I am analyzing an undirected graph in R. I'm trying to (eventually) write a function to get the ratio of the size (number of vertices) of the largest connected component to the size of the largest biconnected component - of any random graph. I was able to extract the size of the largest connected component, but am having trouble with the size of the largest biconnected component. I started off using the igraph function biconnected_components on graph g:
bicomponent_list <- biconnected_components(g)
bicomponent_list$components # lists all of the components, including size and vertex names
length(bicomponent_list$components[[1]]) # returns number of vertices of first bicomponent
Then my half-baked idea was to somehow order this list in decreasing number of vertices, so that I can always call length(bicomponent_list$components[[1]]) and it will be the largest biconnected component. But I don't know how to sort this correctly.
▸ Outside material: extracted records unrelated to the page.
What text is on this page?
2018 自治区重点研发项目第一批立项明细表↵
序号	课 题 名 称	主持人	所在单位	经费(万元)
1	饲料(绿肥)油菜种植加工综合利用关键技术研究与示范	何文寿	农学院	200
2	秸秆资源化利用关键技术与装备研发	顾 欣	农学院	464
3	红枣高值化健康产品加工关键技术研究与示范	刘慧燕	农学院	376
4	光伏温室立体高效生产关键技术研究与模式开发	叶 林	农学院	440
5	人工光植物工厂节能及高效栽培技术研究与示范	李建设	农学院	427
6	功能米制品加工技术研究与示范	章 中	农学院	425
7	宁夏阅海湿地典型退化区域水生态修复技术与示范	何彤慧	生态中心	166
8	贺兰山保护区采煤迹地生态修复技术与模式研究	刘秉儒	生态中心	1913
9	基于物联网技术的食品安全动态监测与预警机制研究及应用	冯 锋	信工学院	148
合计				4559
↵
Perhaps I have to convert it to a vector? But I also don't know how to specify that I want the number of vertices in the vector. Does anyone know, or have a better way to do it? Thanks so much!
library(igraph)
# generating sample graph
g1 <- barabasi.game(100, 1, 5)
V(g1)$name <- as.character(1:100)
g2 <- erdos.renyi.game(50, graph.density(g1), directed = TRUE)
V(g2)$name <- as.character(101:200)
g3 <- graph.union(g1, g2, byname = TRUE)
# analyzing the bicomponents
bicomponent_list <- biconnected_components(g3)
bi_list <- as.list(bicomponent_list$components)
bi_list <- lapply(bi_list, length) # lists the sizes of all of the components that I want to reorder
My desired outcome would be ordering
bi_list
such thatlength(bicomponent_list$components[[1]])
returns the bicomponent with the most vertices.